What you seem to be missing is that LLMs are better at/for some things than others. Legal review, 3D geometry, therapy and apparently chemistry are off the list.
It doesn't make sense to project that onto domains where it excels.
It’s an inconvenient truth that the better off don’t want to face up to. Your environmental impact is going to be correlated to your consumption. More spending == more damage.
Something to bear in mind when you are being told environmental damage is being caused by the poor or some foreign country.
There are some scenarios where it’s a coordination problem. People could drive light fuel efficient vehicles if so many other people weren’t driving large, heavy, dangerous ones, for example.
Those large heavy vehicles are incentivized by loopholes in regulations because politicians were afraid of affecting "domestic jobs" as US automakers weren't even trying to compete with JP fuel-efficient imports.
Yeah, apparently it was originally to try to stop the rules from killing Jeep, which was having a hard time. New ones that allow more emissions for bigger vehicle footprints are also a big issue since it encourages larger vehicles.
You could work less hard and buy less things, spending the time and energy you save by working less hard on more enjoyable things than buying more stuff.
And that choice is basically the exact opposite of what western civilization is heading for, and thanks to the AI boom, it has never been worse at any time in human history, I guess. Which means you are likely surrounded by people who want the opposite of what you want. That will be problematic.
However, this really only would be the proper answer if given by a majority as a community. In a crowd of people who want more, more, more more MORE, you will just drown and die.
But in principle you are right:
No, you do not really need to re-industrialize your country. Instead think about how endless growth in a reality of finite resources is going to play out. California is just fine as it is. Let's think about where Californians will get drinking water from in the near future, instead of thinking about building water-consuming factories.
> You might have to downsize your life but humanity as a whole will be better off
This assumes that there will be other jobs to get. If AI replaces a large enough segment of office jobs then huge portions of the population will be unable to afford essentials like food and healthcare.
Walk into a staffing agency, ask for a job. They'll give you a list, pick the one that sounds the least disagreeable. Show up on time, every day, for at least two or three months and you'll convert the temp position into a full time job.
It's literally that easy, showing up reliably is a super power that puts you in the 90th percentile of workers these days. The job probably won't be as comfortable as sitting on a comfortable chair in an air-conditioning office wiggling your fingers at a computer, but so what? Other people make it work, so can you. Man up.

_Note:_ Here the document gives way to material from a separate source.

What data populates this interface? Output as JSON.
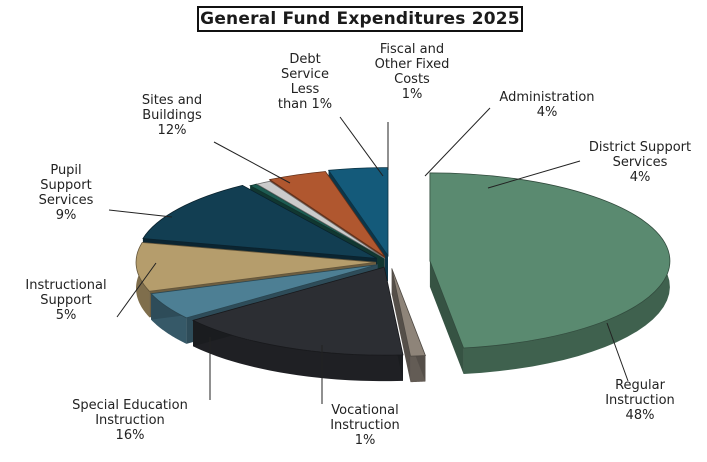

sorry, no jobs at the staffing agency, those are AI. Feel free to walk into a burger king, show up everyday, and flip those fries for minimum wage until you die. Man up brother, other people make it work. Sleeping on the street, well half the year its not even snowing.
The last study I know of that measured the conversion rate from temp to perm employees showed about 15%-30% success… and that was well before the gig economy really took hold. So you’re looking at 4 or 5 temp placements to reliably get a probably underpaying job when very few white collar workers could survive long enough to make the end of a lease, or sell their house, while on a temp job salary. It’s a viable option for a 25 year old that could couch surf for a few months, but not for a mid-late career professional, or anyone with a family.
You can give any complex problem a simple answer if you ignore enough factors.
I can cover every wall of my living space in flat screen color television more cheaply than feed, house, heal, and educate another child in my family.